Tabi işin bir başka acı yönü var. Doksanlı yıllarda en azizlerimizi davaya kurban verdiğimiz gibi bu günlerde de azizlerimiz aramızdan ayrılmaktadırlar. Bir davetçi kişiliğin yetişmesi ve olgunlaşması için, on yıllar gerekmektedir. Abilerimizin/kardeşlerimizin bunca yıl davanın bütün çilelerini çekip, tam bir davetçi kimliği kazandıktan sonra, Covid-19 adlı virüs vesilesiyle aramızdan ayrılmaları, insanın içini yakıyor.

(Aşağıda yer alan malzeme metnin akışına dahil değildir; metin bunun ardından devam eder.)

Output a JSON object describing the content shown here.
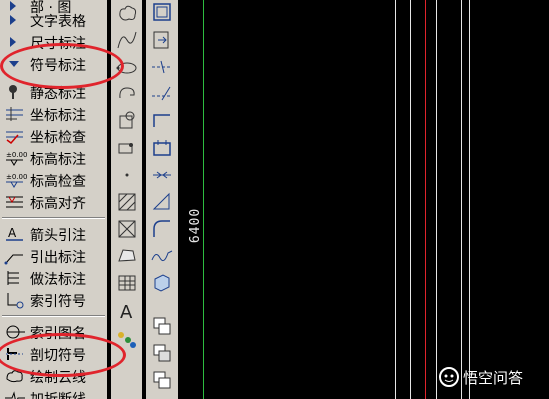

Annem derdi ki “Oğlum bazı insanlar “Vins”tir” Ben de; “Vins nedir anne?” diye sorardım. “İnsana sabır telkin eden, onları gördüğünde güven hissi uyandıran şahsiyetlerdir.” şeklinde cevap verirdi. İşte davanın çeşitli kademelerinde gördüklerimiz ve bunlar sağ oldukça inşallah dava emin ellerde dediğimiz insanlar vinstir ve bu günlerde aramızdan ayrılmaktadırlar.
Bir de belirttiğimiz şekilde dava adamı olup, Covid-19 hastalığına yakalananlar vardır ki, onları bize bağışlaması için Rabbimize yalvarırız. Tabi ki her şeyde olduğu gibi bu işin başında, ortasında ve sonunda Allah’ı unutmaz, isteyeceklerimizi O’ndan dileriz. Çünkü bela ve musibetleri en iyi okuması gerekenler, Allah’ın has kullarıdır.
Her açıdan milat sayılacak günler yaşıyoruz. Önümüzdeki yıllarda bu günleri anarken, virüs öncesi ve sonrası diye tanımlayacağız.